Elder recalls ALS when it listened to community
THE decision to move the Aboriginal Legal Service office from Grafton to Coffs Harbour has inspired Aboriginal Elder Uncle Herb Duroux to demonstrate to people what he thinks the organisation really stands for.
He recalled the early days of the ALS, which began 50 years ago, when the community united to create an organisation to guide its search for justice.
Uncle Herb has begun gathering material for a more detailed story with some of the original people who were involved in the 70s.
“I think ALS has changed now,” he said. “It has moved away from truly hearing the grassroots people.”

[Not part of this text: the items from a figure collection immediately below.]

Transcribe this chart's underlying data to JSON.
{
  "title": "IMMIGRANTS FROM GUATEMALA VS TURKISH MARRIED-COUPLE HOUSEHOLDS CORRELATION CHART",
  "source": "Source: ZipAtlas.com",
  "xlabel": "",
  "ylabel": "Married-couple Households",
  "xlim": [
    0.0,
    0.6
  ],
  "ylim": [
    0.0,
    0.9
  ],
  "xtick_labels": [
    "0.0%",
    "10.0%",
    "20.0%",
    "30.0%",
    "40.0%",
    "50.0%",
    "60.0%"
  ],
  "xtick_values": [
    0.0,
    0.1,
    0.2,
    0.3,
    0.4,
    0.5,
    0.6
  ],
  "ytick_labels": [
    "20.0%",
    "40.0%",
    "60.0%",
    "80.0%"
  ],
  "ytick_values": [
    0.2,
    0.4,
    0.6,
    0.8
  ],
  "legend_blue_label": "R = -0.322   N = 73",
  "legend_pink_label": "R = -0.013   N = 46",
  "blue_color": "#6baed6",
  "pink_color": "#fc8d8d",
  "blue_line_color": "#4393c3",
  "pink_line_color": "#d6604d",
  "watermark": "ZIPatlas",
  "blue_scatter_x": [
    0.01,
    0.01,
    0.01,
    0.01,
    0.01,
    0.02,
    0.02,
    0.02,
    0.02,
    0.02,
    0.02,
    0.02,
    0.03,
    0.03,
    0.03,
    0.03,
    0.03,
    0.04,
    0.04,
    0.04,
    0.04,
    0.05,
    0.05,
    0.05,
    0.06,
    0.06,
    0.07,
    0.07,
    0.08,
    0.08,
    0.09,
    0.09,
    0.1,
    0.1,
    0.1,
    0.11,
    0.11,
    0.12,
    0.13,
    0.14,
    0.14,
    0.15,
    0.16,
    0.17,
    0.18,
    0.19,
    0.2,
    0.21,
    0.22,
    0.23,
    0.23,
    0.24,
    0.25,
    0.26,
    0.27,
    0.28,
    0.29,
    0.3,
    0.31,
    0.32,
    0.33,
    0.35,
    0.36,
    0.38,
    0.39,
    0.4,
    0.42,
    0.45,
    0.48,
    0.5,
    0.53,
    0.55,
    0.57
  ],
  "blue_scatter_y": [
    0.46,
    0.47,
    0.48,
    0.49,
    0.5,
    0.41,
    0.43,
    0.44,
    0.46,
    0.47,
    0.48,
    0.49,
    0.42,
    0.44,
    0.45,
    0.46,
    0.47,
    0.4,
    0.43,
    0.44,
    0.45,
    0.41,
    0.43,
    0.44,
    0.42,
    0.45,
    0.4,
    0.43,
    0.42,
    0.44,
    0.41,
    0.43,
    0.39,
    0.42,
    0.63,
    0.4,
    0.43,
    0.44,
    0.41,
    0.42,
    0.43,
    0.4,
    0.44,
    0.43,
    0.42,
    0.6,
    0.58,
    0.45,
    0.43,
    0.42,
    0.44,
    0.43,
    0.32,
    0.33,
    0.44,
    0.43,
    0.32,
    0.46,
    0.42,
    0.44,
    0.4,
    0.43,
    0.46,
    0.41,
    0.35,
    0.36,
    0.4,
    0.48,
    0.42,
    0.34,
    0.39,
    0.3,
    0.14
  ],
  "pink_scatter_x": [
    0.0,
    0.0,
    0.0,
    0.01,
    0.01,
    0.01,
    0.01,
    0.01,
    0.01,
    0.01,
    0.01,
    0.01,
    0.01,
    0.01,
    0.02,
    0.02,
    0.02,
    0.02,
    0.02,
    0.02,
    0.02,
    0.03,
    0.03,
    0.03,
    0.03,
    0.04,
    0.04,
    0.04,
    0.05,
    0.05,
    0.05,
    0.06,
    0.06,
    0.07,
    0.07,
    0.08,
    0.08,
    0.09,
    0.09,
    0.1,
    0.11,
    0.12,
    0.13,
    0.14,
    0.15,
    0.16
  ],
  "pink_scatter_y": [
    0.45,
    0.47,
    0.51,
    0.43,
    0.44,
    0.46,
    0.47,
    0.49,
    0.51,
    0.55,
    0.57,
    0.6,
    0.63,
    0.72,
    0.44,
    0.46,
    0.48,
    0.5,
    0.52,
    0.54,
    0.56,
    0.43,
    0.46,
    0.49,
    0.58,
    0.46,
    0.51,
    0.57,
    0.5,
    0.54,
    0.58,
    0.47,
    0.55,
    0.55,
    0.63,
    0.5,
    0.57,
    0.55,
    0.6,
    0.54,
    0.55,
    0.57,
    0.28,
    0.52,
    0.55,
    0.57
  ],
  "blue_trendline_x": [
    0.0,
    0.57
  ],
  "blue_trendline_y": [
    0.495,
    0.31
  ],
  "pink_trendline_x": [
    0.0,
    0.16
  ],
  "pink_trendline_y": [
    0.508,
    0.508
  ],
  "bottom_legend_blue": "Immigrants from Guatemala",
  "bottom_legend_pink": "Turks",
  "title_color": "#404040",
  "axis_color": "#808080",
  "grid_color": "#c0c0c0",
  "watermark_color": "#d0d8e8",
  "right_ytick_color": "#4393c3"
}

The proof for him was a public meeting in the Grafton Community Centre in December, 2018, when more than 100 community members met to air their views of the decision of ALS directors to announce the move.
“Voting to move the well-run, Grafton office to Coffs Harbour – despite more than 100 community members and Elders like myself attending a meeting, voicing our concerns wouldn’t have happened in the 1970s.”
He said the move was impossible to justify as Coffs Harbour had full a legal aid office and a community legal centre.
“There are other changes too that the community is not aware of, like removing the senior Aboriginal staff and community links to the regions,” he said.
“It really is disrespectful to us in the Clarence Valley and NSW.”
Uncle Herb said the move did not sit well with the Reconciliation theme: In This Together.
“I’d question what the ALS Board’s understanding of that theme, given their decisions about the Clarence Valley,” he said.
“We need to stand united for the Clarence Valley so we can keep our services and jobs strong.”